Consider the 1d domain: $\Omega=(0,1)$ and the function $f(x) = x$. Then I know that $f \in W^{1,2}(\Omega) = H^{1}(\Omega)$. Because clearly $f \in L^{2}(\Omega)$ and also $f$ is weakly differentiable with $f^{\prime} \in L^{2}(\Omega)$. (I´m using the definition of $H^{1}(\Omega)$ as being the subset of functions $f$ in $L^2(\Omega)$ such that $f$ and its weak derivatives up to order 1 have a finite $L^{2}$ norm. )
Now I want to extend $f$ to $\mathbb{R}$ in the following way:
$$\tilde{f}(x) = \begin{cases} \displaystyle f(x)~~\text{if}~~ x\in \Omega \\ 0~~\text{elsewhere} \end{cases}$$ I don´t understand why $\tilde{f}$ is not in $H^{1}(\mathbb{R})$. Can someone explain this to me please?

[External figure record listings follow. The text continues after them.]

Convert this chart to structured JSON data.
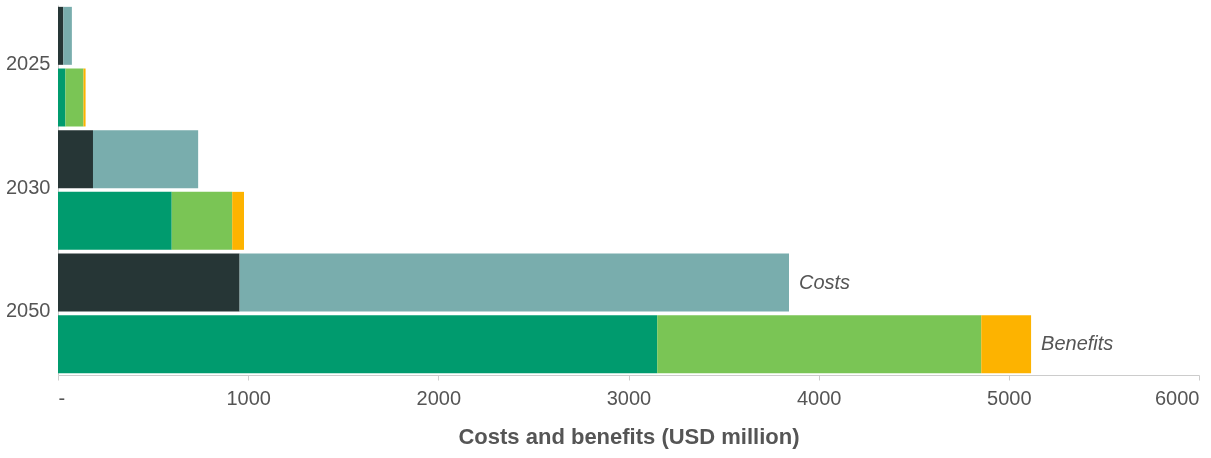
{
  "chart_data": {
    "type": "bar",
    "orientation": "horizontal",
    "stacked": true,
    "categories": [
      "2025",
      null,
      "2030",
      null,
      "2050",
      null
    ],
    "series": [
      {
        "color": "#263636",
        "values": [
          28,
          null,
          184,
          null,
          955,
          null
        ]
      },
      {
        "color": "#009b6e",
        "values": [
          null,
          39,
          null,
          598,
          null,
          3151
        ]
      },
      {
        "color": "#79adad",
        "values": [
          45,
          null,
          553,
          null,
          2889,
          null
        ]
      },
      {
        "color": "#7ac555",
        "values": [
          null,
          95,
          null,
          318,
          null,
          1704
        ]
      },
      {
        "color": "#fdb300",
        "values": [
          null,
          11,
          null,
          62,
          null,
          262
        ]
      }
    ],
    "xlim": [
      0,
      6000
    ],
    "xticks": [
      {
        "value": 0,
        "label": "-"
      },
      1000,
      2000,
      3000,
      4000,
      5000,
      6000
    ],
    "xlabel": "Costs and benefits (USD million)",
    "annotations": [
      {
        "text": "Costs",
        "x": 3844
      },
      {
        "text": "Benefits",
        "x": 5117
      }
    ],
    "grid": false
  }
}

The weak derivative of $\tilde f$ is $$\langle \tilde f' , \varphi \rangle= -\langle \tilde f , \varphi' \rangle = - \int_0^1 x\varphi'(x) dx$$
w<here the first equaltiy comes from the definition and the second one from the fact that $\tilde f$ is locally integrable. Then we have
$$\langle \tilde f' , \varphi \rangle= -[x\varphi(x)]_0^1 +\int_0^1 \varphi(x) dx=-\delta_1(\varphi)+\int_0^1 \varphi(x) dx$$
with $\delta_a$ the Dirac distribution at $a$, which does not belong to $L^2$.
Further explanation : when you were working in $(0,1)$, the test functions $\varphi$ had to vanish before reaching $1$, with the extension, it is no longer the case and the discontinuity of $\tilde f$ introduces the Dirac when taking the weak derivative.